Korean Puts Gov’t Office on Market for $2 Million

A Korean businessman has ob­tained a Ministry of Planning building and is selling it for nearly $2 million, following a land-swap deal which saw the 565-square-meter building traded for $10,000 and a promise to construct an alternative building.

Say Group Realty Company is selling the former Department of Science, Census and Investigations offices on Street 392 near the corner of Monivong Boulevard, for $3,500 per square meter.

Say Sopheap, the owner of Say Group Realty, said on Monday that the seller of the former government department is a Korean businessman whom he could only identify as “Mr Joo.”

Minister of Planning Chhay Than confirmed on Monday that the former government building was privatized and all department staff had been relocated. When asked for more details, the minister said “privatization has a lot of issues” and referred further questions to the committee in charge of the deal.

Sorn Sithorn, director general of the planning ministry’s National Institute of Statistics and a member of the committee involved in the deal, said a Korean purchased the building about one year ago for $10,000 and a promise to construct a new four-story building inside the Ministry of Planning’s compound.

“I have not followed whether or not [the $10,000] was already paid,” Sorn Sithorn said by telephone Monday.

Sorn Sithorn said he was not aware that any public bidding process occurred for the building, which dates back to the 1960s, but he defended the deal.

“The value [of the old building] is equal to the construction cost of the new building,” Sorn Sithorn claimed.

The Chamkar Mon district building, he added, was sold be­cause of its old age.
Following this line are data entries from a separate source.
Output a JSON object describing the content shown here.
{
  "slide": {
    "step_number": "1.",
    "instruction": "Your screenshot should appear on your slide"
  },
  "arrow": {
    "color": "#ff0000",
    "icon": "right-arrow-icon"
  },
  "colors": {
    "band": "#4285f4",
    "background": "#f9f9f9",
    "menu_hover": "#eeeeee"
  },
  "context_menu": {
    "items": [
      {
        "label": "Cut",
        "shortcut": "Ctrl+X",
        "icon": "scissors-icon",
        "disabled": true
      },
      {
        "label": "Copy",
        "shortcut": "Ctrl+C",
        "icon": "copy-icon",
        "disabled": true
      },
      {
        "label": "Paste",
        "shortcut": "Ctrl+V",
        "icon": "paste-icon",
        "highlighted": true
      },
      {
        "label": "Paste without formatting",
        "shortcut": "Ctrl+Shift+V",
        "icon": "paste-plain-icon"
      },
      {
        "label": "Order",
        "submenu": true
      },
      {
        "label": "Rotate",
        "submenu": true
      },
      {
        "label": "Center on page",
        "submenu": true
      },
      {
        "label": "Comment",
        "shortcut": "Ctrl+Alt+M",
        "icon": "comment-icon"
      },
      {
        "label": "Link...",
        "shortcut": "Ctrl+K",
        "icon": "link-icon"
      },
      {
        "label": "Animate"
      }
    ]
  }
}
The deal was witnessed by Finance Minis­try Secretary of State Ouk Rabun, who is in charge of all state properties, Sorn Sithorn said.

Ouk Rabun could not be reached for comment Monday.

They Kheam, director of the De­p­artment of Science, Census and In­vestigations, was also un­aware if any public bidding pro­cess occurred.

Construction has barely begun on the new department building, They Kheam said, and it is un­known when construction will be completed.

The department’s 120-member staff moved out about five months ago and is working out of temporary offices inside the ministry, he added.

Despite the old department building’s $2 million price tag, Sung Bonna of Bonna Realty said it will likely only sell for $1,800 to $2,500 per square meter, or between $1 million and $1.4 million.

Sung Bonna also estimated that it would cost no more than $200,000 to build a new department building, so the Korean bus­in­essman still stands to reap a tidy $1 million from the deal.

SRP Parliamentarian Ke Sovann­roth criticized the deal and said the government failed to conduct a pub­lic bid on the building and many other valuable state properties.

“There was never any public bidding and they never gave information to the National Assembly’s members,” she said.